Douse your mussels with butter, cream or other saturated fat and they will be more of a heart hazard than anything else. But if you eat them as we did at the Boat Shed Cafe in Nelson (northern tip of New Zealand’s South Island) – steamed with garlic, wine and parsley and served with a local pinot gris – your heart and your taste-buds will be very happy.
Last week we jumped on board the Pelorous Sound mail boat which chugs the length of Pelorous Sound three times a week delivering mail to homes that can only be accessed by boat (or in some remote luxury lodges – helicopter). On the way we passed numerous mussel farms – long lines of buoys tucked into sheltered bays, quietly nursing the mussels to maturity. “You can tell where the big ones are by how low the buoy is in the water,” the mail boat driver said. We cruised slowly along one line where the buoy was almost submerged and peered through the clear, turquoise water at the mussels below. This is truly sustainable eco-farming. In fact New Zealand Green lip (also called Greenshell) mussels are one of the top two most eco-friendly seafoods in the world, according to the Blue Ocean Institute.

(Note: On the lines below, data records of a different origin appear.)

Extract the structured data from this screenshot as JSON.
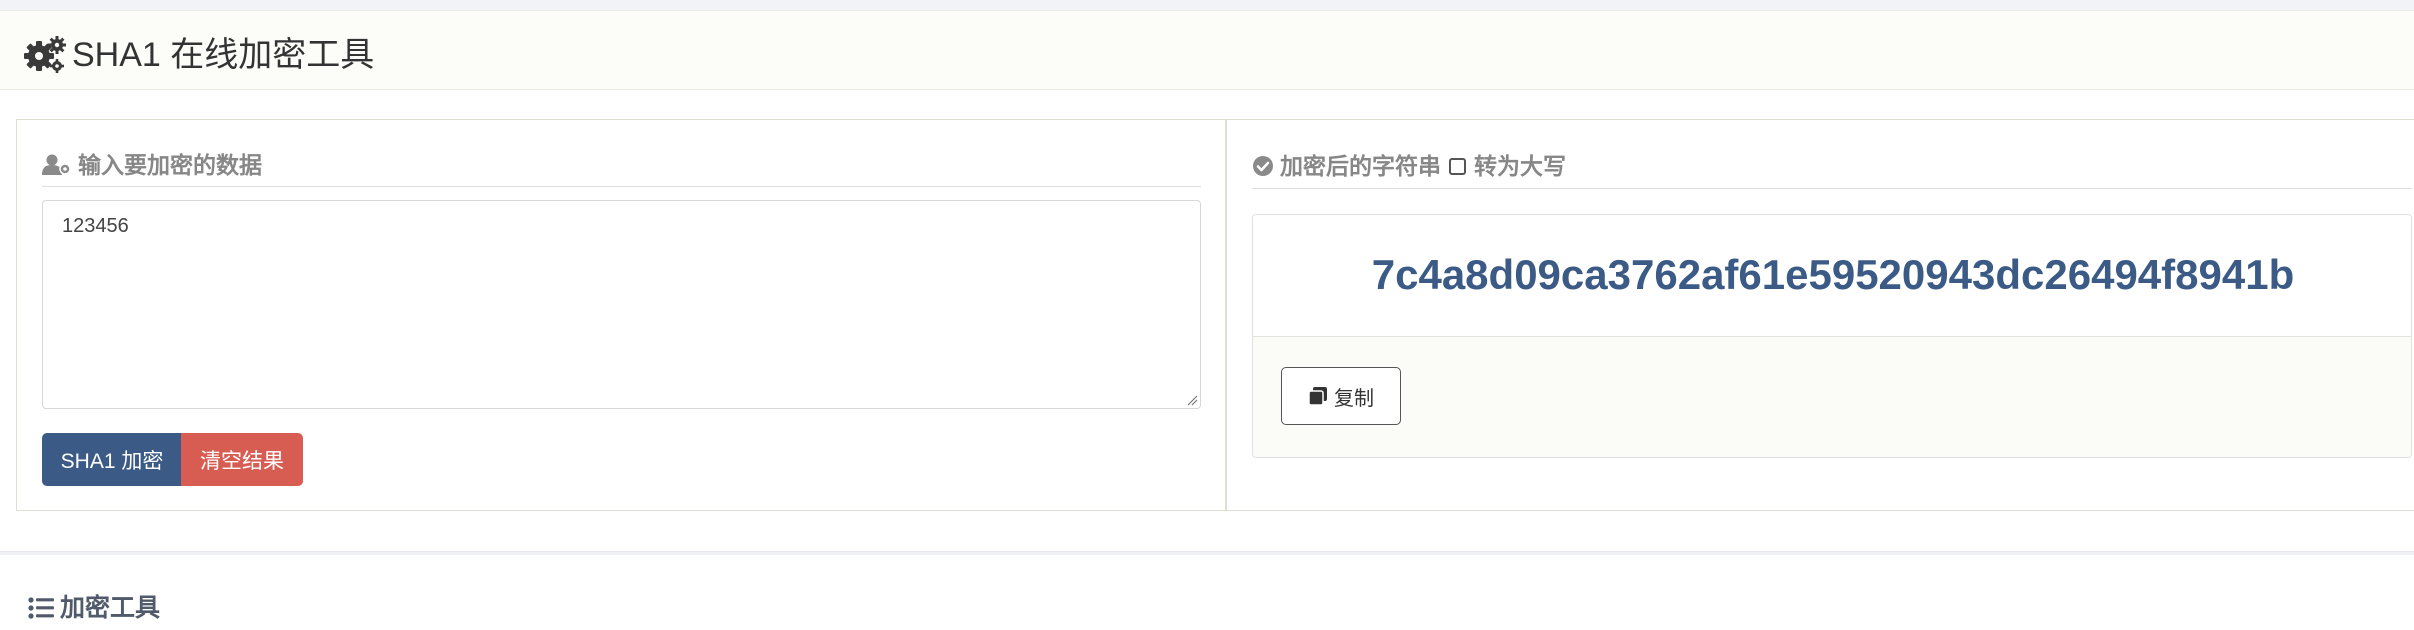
{
  "header": {
    "title": "SHA1 在线加密工具",
    "icon": "gears-icon"
  },
  "input_section": {
    "heading": "输入要加密的数据",
    "icon": "user-gear-icon",
    "value": "123456",
    "encrypt_button": "SHA1 加密",
    "clear_button": "清空结果"
  },
  "output_section": {
    "heading": "加密后的字符串",
    "icon": "check-circle-icon",
    "uppercase_label": "转为大写",
    "uppercase_checked": false,
    "result": "7c4a8d09ca3762af61e59520943dc26494f8941b",
    "copy_button": "复制",
    "copy_icon": "copy-icon"
  },
  "tools_section": {
    "heading": "加密工具",
    "icon": "list-icon"
  },
  "colors": {
    "primary": "#3b5b86",
    "danger": "#d75d52",
    "result_text": "#3b5b86"
  }
}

Mussels are also rich in protein and iron. Six mussels (100 grams) provide around 10mg of easily absorbed haem iron – more than half a woman’s RDI (recommended dietary intake), and a lot more than the equivalent amount of red meat. For the blokes, six mussels gives you all the iron you need for a day – no need for a steak as well!
A platter of six steamed NZ green mussels provides 800mg of omega-3 fat. That more than covers the recommended 500mg per day suggested by the Australian Heart Foundation. Two or three fish meals a week helps keep our heart and arteries healthy so, if you get the chance to try fresh steamed mussels, grab it and enjoy!